More on Debt Management Office and the Reserve Bank of India

Sankt Ingen responds
to my previous piece
on this subject and asks what is it that the Debt Management Office
can do that the RBI cannot do. Sankt Ingen thinks that I am arguing
for fancy derivatives and similar stuff conjured up by bright young
MBAs. No, what I would like to see is very low brow stuff.

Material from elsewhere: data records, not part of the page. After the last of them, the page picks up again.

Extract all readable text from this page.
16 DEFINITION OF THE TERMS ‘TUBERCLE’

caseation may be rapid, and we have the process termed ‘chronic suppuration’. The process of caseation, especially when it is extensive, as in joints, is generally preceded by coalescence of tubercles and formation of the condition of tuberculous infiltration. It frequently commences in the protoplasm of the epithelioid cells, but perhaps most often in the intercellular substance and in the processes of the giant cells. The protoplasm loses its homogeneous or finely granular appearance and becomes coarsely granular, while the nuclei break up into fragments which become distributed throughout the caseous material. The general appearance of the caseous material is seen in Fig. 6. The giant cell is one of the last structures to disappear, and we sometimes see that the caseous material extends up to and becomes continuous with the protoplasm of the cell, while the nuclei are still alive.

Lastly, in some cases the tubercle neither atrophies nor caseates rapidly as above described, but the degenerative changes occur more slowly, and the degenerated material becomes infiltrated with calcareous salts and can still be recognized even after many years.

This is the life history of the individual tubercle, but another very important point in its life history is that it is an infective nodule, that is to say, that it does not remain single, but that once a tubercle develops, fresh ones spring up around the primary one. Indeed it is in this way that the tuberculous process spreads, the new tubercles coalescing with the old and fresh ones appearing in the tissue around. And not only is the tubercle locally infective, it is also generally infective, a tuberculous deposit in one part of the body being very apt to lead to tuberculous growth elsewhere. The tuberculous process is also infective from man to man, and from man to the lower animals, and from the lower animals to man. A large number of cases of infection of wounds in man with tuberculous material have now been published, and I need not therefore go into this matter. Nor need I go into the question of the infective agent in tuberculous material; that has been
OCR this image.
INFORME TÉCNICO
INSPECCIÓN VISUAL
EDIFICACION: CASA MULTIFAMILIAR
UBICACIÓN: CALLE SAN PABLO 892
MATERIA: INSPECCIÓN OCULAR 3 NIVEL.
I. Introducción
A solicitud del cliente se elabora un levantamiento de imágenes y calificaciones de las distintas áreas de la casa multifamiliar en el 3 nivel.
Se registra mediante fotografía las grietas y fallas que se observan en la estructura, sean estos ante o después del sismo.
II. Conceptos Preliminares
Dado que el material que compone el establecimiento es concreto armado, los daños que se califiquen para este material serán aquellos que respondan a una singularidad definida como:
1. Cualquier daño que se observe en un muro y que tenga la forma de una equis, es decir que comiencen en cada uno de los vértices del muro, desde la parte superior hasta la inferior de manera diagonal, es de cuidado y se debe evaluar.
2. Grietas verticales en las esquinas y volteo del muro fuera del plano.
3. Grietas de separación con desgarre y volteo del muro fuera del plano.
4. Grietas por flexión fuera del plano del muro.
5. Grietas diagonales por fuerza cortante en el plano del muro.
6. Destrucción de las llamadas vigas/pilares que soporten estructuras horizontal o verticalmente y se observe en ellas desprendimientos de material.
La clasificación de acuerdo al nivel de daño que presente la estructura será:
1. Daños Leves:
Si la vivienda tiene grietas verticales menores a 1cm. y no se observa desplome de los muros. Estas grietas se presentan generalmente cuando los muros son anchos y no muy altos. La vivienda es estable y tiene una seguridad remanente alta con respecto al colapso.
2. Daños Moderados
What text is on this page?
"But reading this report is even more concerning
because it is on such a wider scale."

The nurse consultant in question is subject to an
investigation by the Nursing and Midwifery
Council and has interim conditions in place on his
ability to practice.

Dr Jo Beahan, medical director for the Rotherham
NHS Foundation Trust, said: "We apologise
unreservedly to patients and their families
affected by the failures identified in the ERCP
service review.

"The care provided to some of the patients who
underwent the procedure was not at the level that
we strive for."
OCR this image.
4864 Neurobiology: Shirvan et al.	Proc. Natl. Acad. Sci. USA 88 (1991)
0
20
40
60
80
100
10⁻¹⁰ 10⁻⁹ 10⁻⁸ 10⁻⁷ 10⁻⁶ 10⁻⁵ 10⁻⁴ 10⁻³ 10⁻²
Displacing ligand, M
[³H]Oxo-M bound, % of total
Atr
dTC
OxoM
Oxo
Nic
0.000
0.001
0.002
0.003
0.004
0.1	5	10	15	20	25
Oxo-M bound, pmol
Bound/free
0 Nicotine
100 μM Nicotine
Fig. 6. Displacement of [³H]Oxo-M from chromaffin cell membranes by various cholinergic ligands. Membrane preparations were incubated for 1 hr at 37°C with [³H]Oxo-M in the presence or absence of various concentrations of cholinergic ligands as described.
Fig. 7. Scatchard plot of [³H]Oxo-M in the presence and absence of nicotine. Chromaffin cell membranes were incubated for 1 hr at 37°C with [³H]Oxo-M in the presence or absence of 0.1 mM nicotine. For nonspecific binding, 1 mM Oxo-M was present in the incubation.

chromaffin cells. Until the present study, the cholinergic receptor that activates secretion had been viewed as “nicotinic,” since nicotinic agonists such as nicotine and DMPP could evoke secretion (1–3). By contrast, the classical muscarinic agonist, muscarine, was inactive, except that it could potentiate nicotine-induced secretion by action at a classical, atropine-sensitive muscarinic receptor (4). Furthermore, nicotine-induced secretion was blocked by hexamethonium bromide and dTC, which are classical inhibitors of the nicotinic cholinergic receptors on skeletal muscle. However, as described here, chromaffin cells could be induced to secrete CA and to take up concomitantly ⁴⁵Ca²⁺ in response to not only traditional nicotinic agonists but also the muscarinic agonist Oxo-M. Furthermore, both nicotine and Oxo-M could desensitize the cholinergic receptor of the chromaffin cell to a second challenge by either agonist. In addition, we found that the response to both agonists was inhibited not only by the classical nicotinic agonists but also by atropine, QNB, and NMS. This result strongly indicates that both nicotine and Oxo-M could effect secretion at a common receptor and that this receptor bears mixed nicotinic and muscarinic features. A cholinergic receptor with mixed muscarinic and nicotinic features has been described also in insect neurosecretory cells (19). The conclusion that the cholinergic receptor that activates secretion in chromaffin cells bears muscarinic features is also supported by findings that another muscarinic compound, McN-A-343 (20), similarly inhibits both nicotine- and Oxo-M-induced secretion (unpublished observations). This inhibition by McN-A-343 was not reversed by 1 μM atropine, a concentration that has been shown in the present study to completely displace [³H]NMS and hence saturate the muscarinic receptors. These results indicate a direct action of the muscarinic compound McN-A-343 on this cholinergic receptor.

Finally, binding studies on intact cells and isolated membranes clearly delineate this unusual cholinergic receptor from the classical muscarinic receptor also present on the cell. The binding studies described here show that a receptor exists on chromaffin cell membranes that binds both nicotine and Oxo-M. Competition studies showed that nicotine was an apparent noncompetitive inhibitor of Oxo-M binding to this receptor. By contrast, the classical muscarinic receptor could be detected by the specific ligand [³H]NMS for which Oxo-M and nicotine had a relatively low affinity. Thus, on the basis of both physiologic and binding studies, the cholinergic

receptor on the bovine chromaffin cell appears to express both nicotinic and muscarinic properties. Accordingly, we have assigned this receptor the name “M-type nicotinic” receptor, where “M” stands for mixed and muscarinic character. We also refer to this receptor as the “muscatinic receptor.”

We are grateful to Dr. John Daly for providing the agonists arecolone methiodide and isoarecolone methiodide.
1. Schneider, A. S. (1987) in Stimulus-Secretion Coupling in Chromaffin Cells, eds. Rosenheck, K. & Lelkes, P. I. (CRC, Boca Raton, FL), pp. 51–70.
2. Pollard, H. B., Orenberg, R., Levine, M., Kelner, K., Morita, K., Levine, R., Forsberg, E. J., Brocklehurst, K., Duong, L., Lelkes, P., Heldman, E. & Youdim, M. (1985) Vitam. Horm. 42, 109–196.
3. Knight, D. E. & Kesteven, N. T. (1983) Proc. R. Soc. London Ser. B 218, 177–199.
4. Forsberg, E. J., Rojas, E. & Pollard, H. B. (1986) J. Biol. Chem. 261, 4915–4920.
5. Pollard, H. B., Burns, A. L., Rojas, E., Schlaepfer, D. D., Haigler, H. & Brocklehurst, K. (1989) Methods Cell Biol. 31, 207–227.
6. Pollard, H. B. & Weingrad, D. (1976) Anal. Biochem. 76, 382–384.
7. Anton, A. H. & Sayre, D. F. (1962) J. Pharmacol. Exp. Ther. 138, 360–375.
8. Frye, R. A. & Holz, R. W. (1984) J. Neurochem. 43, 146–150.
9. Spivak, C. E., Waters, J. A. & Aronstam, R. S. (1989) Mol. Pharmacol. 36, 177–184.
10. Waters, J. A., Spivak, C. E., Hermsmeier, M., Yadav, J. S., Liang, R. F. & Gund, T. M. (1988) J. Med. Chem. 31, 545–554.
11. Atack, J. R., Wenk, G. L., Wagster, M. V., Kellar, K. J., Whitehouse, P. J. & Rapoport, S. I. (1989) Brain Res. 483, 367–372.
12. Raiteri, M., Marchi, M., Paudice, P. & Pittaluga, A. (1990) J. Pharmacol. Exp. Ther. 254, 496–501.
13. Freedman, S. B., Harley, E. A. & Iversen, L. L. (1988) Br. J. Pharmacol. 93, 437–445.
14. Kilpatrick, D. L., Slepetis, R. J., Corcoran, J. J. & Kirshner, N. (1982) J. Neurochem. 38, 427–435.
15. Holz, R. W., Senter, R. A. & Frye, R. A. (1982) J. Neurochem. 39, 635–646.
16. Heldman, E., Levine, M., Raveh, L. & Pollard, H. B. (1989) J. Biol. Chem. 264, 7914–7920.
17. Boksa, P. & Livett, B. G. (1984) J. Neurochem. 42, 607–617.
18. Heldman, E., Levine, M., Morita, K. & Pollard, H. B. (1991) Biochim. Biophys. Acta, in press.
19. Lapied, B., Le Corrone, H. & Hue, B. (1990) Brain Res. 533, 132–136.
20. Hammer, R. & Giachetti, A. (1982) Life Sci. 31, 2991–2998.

In an institution like the RBI that does something as high brow as
monetary policy and financial stability, the low brow job of peddling
government bonds will never be treated with respect and
seriousness. While the DMO whose sole job is to peddle those bonds
will I hope do that with the same professionalism that an FMCG company
brings to peddling toothpaste.

Yes, I mean that in all seriousness. The job of distributing
government bonds to every nook and corner of the country is as much a
matter of logistics, distribution and marketing as the selling of
detergents and toothpastes. In India (and in many other countries),
the system for distributing toothpastes is far superior to the system
of distributing government bonds (and many other financial
products).

Government bonds are a critical element of the asset allocation
strategies of individuals, companies and institutions. It is a scandal
that their effective distribution is restricted to a handful of elite
institutions.

This lack of diversity of participants is a key factor in the
underdevelopment of the government securities market in India. In
equities, when domestic retail investors are selling, maybe domestic
institutions are buying, and when both of them are selling, maybe
foreign institutions are buying. One wishes that foreign retail could
also participate and bring even greater variety to the market, but we
do have reasonable diversity of players. We did not have this
diversity in the late 1980s or early 1990s in Indian equities and the
markets then lacked the resilience that they have now. At the
slightest shock, the exchanges simply shut down the market to deal
with the imbalance.

When I look at government securities market today, it is just banks
(and LIC at the long end). All banks face the same liquidity shocks
and markets can therefore easily become highly one sided. At a deeper
level, banks are the wrong kind of buyers for long term government
bonds because of the asset liability mismatch. The real reason why
governments borrow from banks is the same as the reason why robbers
steal from banks – that is where the money is easily
available.

The government securities market today is not a market filled with
investors, hedgers and speculators with diverse liquidity needs and
different investment horizons. We have a crazy scheme of small savings
that completely fragments the market by segregating retail investors
in separate instruments altogether. Even the retail trading of
government securities themselves is segregated from the inter bank
market.

The biggest problem is that the RBI does not see investors in
government securities as its customers at all – the banks are
its wards and retail investors are just a nuisance to be segregated in
a tiny and separate corner of the market. I wrote a paper
on this five years ago.

I believe that with the right market design, India can and should
aspire for a government securities market that is deeper and more
liquid than that of the typical emerging market. I think in terms of
the size of the economy, the outstanding stock of rupee government
debt, the existence of a critical mass of financial intermediaries of
reasonable sophistication and the abundance of finance talent in the
country. Yet, the vibrancy that one sees in the equity market or the
commodity derivatives market is lacking in the government bond
market.

I hope that we will get a DMO with a low brow mandate of making
government securities as easy to buy as toothpastes and detergents. I
hope that such a low brow DMO will over a period of several years give
us a deep and vibrant government securities market. This may be a
misplaced hope, but hope is the last thing that I would like to
lose. Anybody who hoped in the 1980s to see a well functioning equity
market would have been dismissed as a day dreamer, but over two
decades, this has indeed come about. Maybe we can repeat that miracle
once again in the market for government securities.